Pelatih Argentina, Lionel Scaloni, pernah menjelaskan bahwa asado memiliki makna lebih besar daripada sekadar hidangan. Menurutnya, momen makan bersama membantu pemain berbicara, tertawa, bersantai, dan membangun hubungan yang lebih erat. Tradisi ini bahkan menjadi salah satu pertimbangan Argentina saat memilih lokasi pemusatan latihan di Qatar. Mereka mencari tempat yang memiliki ruang terbuka agar para pemain tetap bisa mengadakan acara asado selama berada jauh dari rumah.
Mengapa Tradisi Asado Begitu Penting bagi Timnas Argentina?
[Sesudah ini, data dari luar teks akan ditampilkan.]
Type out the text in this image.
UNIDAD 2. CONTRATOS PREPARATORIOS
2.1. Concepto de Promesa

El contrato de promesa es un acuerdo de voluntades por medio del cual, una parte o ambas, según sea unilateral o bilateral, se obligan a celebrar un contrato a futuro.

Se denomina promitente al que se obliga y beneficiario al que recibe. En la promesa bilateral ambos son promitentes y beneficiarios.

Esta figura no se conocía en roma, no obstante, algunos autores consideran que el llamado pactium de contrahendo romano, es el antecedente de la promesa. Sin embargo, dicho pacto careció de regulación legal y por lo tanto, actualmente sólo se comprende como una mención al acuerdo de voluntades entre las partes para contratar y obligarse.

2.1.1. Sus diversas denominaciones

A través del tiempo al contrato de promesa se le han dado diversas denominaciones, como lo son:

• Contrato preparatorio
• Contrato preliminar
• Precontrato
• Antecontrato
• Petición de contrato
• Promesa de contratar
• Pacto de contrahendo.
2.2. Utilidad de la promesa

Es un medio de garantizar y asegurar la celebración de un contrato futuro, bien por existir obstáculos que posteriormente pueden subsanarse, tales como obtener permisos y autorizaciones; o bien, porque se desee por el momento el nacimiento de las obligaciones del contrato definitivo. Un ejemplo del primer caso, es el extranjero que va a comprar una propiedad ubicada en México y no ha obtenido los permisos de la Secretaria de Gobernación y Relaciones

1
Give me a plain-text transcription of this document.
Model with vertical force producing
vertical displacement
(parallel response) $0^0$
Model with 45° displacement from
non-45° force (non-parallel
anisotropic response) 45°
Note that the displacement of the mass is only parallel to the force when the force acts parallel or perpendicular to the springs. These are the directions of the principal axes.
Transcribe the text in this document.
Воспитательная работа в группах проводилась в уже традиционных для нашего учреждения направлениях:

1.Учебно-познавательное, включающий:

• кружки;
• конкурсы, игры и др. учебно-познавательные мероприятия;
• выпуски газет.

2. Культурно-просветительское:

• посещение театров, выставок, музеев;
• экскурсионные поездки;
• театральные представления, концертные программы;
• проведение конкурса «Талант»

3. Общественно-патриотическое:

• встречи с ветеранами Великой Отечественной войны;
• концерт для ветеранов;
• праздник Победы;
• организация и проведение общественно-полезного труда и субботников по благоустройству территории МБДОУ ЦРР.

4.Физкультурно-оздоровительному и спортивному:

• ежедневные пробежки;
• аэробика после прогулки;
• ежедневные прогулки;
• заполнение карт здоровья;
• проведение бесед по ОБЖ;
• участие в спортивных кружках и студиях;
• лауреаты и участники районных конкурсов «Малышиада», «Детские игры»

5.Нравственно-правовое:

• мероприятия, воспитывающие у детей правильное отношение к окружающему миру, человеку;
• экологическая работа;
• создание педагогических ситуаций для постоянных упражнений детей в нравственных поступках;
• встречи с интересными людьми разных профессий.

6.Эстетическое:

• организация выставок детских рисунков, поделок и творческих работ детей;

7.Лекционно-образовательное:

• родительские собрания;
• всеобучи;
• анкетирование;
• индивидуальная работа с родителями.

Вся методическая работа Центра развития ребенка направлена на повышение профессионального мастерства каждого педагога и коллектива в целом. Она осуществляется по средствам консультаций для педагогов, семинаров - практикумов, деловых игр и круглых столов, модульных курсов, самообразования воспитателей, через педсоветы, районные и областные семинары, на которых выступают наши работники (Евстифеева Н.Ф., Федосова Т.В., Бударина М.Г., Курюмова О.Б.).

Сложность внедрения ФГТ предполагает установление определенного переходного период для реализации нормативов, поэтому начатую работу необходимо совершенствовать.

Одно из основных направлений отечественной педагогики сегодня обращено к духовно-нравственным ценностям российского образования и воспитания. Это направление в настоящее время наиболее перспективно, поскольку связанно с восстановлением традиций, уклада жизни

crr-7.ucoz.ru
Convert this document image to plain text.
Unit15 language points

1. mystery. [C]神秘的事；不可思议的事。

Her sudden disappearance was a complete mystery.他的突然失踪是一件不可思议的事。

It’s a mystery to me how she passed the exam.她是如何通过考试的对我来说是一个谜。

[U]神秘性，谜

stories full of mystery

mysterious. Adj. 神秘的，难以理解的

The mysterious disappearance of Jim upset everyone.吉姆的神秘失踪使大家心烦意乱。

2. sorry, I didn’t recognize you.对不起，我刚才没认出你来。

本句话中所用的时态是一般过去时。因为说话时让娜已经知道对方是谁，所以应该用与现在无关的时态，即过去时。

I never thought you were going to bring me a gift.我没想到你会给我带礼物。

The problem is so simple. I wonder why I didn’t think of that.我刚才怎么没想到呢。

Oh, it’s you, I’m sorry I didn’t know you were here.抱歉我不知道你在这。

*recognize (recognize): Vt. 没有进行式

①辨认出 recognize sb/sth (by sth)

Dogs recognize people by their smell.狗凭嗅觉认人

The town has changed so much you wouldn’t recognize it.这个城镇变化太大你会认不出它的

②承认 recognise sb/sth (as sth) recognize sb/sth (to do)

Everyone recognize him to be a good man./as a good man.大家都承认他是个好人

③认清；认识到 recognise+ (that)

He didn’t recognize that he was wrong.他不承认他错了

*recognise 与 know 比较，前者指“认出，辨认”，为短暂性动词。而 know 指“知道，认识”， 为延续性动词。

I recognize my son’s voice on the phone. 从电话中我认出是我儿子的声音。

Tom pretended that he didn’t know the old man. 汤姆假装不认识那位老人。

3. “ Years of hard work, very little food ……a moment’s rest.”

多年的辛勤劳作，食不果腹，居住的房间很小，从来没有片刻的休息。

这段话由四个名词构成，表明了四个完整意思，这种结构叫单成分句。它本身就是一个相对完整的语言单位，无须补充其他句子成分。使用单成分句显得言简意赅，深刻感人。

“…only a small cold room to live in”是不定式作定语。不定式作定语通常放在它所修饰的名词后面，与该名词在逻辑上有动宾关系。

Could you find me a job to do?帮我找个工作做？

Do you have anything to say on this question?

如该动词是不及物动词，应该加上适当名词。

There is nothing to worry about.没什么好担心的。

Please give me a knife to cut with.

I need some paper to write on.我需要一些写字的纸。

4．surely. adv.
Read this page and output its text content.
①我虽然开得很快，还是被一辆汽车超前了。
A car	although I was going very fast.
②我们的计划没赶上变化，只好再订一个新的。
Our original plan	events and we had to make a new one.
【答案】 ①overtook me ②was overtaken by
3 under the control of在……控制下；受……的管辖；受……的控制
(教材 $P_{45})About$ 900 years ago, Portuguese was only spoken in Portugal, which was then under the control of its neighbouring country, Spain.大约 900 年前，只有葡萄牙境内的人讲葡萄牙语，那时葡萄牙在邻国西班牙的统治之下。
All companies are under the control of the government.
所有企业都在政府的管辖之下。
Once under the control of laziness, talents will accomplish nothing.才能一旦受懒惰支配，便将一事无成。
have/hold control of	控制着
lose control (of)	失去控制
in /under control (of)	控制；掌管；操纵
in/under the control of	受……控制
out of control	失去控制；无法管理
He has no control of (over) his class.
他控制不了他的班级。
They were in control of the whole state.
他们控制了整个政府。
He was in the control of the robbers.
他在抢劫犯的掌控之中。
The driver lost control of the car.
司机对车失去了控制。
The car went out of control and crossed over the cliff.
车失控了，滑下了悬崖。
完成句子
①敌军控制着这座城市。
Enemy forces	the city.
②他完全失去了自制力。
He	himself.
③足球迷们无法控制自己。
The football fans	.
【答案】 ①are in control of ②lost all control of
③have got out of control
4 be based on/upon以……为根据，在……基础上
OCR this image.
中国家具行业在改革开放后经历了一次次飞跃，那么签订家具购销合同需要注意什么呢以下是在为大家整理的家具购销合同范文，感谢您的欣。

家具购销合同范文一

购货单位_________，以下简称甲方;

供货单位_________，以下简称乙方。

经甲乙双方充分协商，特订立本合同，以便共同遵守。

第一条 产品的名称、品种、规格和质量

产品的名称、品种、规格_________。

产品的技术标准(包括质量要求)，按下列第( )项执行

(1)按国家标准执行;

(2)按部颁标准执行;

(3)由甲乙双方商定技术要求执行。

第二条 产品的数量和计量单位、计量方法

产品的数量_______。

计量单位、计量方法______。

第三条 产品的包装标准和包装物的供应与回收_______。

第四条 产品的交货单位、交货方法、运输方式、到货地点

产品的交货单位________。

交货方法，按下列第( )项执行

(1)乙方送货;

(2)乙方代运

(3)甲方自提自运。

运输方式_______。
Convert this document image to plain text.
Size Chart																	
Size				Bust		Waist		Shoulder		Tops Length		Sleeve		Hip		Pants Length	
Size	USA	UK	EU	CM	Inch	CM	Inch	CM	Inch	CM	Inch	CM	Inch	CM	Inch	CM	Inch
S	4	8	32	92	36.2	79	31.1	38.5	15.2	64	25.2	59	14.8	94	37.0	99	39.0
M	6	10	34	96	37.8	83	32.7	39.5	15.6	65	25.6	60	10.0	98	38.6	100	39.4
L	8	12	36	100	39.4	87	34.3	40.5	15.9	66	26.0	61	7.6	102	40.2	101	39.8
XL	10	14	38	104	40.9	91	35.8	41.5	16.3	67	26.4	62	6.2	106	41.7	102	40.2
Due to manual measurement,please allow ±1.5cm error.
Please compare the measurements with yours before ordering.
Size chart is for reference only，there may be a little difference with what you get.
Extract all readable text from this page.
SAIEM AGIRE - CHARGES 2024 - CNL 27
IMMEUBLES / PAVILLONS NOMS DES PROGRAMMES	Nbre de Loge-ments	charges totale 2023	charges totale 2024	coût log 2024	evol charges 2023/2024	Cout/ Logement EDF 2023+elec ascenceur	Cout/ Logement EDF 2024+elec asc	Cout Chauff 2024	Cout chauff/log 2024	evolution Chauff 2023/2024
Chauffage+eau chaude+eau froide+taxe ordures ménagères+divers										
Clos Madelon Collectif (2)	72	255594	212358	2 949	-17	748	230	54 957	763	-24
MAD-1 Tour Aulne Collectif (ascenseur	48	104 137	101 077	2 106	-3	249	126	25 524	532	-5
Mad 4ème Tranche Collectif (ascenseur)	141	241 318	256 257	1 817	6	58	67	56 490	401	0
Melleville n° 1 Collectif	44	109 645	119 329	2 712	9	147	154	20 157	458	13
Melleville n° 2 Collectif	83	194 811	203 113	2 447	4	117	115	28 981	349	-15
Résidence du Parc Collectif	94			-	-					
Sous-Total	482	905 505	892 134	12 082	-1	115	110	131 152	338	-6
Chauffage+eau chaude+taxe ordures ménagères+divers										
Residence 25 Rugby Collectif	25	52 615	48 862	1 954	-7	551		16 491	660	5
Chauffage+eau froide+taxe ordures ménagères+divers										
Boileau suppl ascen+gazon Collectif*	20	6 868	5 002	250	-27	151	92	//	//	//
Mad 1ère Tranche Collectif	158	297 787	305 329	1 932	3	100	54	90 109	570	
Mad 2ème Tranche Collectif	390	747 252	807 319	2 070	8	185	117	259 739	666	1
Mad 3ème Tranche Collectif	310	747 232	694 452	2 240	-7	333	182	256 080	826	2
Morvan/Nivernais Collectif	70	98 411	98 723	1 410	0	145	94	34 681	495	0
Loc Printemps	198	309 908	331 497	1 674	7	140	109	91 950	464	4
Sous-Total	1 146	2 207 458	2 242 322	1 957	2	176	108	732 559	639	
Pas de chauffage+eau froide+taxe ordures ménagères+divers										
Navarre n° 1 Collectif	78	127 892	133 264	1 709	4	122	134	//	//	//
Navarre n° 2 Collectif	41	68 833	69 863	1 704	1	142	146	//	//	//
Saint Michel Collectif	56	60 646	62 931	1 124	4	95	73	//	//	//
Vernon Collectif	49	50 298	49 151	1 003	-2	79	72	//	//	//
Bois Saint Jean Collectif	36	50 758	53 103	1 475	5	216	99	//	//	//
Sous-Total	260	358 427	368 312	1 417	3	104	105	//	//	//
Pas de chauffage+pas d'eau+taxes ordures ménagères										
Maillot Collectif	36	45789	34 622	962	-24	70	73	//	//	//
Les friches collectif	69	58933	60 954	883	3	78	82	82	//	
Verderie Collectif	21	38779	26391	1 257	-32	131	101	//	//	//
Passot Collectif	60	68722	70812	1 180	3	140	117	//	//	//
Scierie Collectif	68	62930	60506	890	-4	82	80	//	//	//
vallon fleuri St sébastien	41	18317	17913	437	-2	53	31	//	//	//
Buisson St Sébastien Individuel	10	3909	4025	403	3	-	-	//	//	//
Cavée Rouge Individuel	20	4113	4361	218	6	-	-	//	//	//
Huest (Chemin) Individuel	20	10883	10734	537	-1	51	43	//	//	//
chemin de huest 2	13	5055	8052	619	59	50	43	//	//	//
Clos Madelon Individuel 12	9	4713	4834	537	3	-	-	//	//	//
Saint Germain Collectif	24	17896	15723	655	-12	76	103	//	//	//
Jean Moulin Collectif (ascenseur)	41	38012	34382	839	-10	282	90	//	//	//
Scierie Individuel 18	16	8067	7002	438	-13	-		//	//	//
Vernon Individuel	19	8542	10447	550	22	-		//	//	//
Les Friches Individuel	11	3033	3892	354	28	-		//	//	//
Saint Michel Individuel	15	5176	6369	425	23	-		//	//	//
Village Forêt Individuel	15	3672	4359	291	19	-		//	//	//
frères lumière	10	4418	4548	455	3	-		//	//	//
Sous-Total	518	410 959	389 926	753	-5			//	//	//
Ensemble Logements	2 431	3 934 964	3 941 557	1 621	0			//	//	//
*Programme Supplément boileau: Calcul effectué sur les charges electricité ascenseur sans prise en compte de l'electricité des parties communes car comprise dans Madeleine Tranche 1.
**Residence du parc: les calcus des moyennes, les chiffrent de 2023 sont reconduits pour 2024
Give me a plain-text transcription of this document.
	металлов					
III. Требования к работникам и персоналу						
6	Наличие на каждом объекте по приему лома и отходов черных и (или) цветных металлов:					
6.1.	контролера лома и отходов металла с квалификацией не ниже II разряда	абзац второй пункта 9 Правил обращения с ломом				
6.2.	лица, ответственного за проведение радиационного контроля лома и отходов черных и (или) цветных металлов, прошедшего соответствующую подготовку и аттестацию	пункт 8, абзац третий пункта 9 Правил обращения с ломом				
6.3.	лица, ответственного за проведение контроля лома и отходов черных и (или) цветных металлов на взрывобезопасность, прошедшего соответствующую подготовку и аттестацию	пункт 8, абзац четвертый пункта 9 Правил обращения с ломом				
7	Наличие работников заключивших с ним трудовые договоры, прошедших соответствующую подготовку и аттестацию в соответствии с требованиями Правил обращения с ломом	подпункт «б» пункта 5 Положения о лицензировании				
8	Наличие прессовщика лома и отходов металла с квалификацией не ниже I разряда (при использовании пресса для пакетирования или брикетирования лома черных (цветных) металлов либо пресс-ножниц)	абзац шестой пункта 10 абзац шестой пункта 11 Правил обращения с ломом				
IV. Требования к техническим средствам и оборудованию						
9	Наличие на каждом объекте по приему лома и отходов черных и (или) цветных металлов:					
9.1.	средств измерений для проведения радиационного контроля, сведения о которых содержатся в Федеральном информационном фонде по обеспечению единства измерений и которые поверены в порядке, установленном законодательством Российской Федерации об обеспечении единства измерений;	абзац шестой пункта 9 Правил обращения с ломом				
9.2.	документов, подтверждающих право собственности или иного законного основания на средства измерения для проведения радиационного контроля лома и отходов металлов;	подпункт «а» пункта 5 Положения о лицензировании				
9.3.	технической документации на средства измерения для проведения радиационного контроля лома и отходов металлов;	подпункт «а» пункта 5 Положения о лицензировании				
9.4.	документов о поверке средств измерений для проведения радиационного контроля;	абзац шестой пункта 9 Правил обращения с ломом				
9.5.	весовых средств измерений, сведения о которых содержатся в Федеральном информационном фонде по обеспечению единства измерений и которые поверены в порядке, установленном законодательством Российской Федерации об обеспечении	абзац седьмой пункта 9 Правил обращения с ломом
Asado bukan sekadar makanan, melainkan bagian dari identitas dan cara menjaga suasana kekeluargaan di tengah tekanan kompetisi. Bagi Argentina, asado menjadi cara untuk membangun hubungan yang lebih erat antara pemain dan staf. Selain itu, kandungan protein, zat besi, dan nutrisi di dalam daging juga membantu pemulihan para atlet setelah latihan atau pertandingan. Jadwal Piala Dunia yang begitu padat tentu akan menguras energi para pesepak bola.
Dampak Tradisi Asado bagi Timnas Argentina di Piala Dunia
Tradisi asado semakin mendapat sorotan setelah Argentina berhasil memenangkan Piala Dunia 2022. Tim yang dipimpin oleh Lionel Messi itu melewati perjalanan panjang hingga akhirnya mengangkat trofi setelah mengalahkan Perancis melalui drama adu penalti di final. Banyak penggemar menganggap berbagai detail kecil dalam persiapan tim sangat berpengaruh. Termasuk suasana kekeluargaan lewat asado, menjadi bagian dari perjalanan sukses tersebut.
Kini, dengan membawa lebih dari 500 kilogram daging dan 500 kilogram yerba mate ke Kansas City, Timnas Argentina kembali menunjukkan komitmen mereka untuk mempertahankan tradisi asado. Apakah tradisi ini akan kembali membawa kesuksesan bagi timnas Argentina di Piala Dunia 2026? Jalan panjang masih harus ditempuh.
Jalan Panjang yang Masih Harus Ditempuh Timnas Argentina
Timnas Argentina masih memiliki banyak tantangan di depan mereka. Dengan mempertahankan tradisi asado, mereka berharap dapat membangun suasana kekeluargaan dan meningkatkan kinerja tim. Namun, Piala Dunia adalah kompetisi yang sangat sulit dan tidak ada yang dapat diprediksi. Timnas Argentina harus tetap fokus dan bekerja keras untuk mencapai kesuksesan.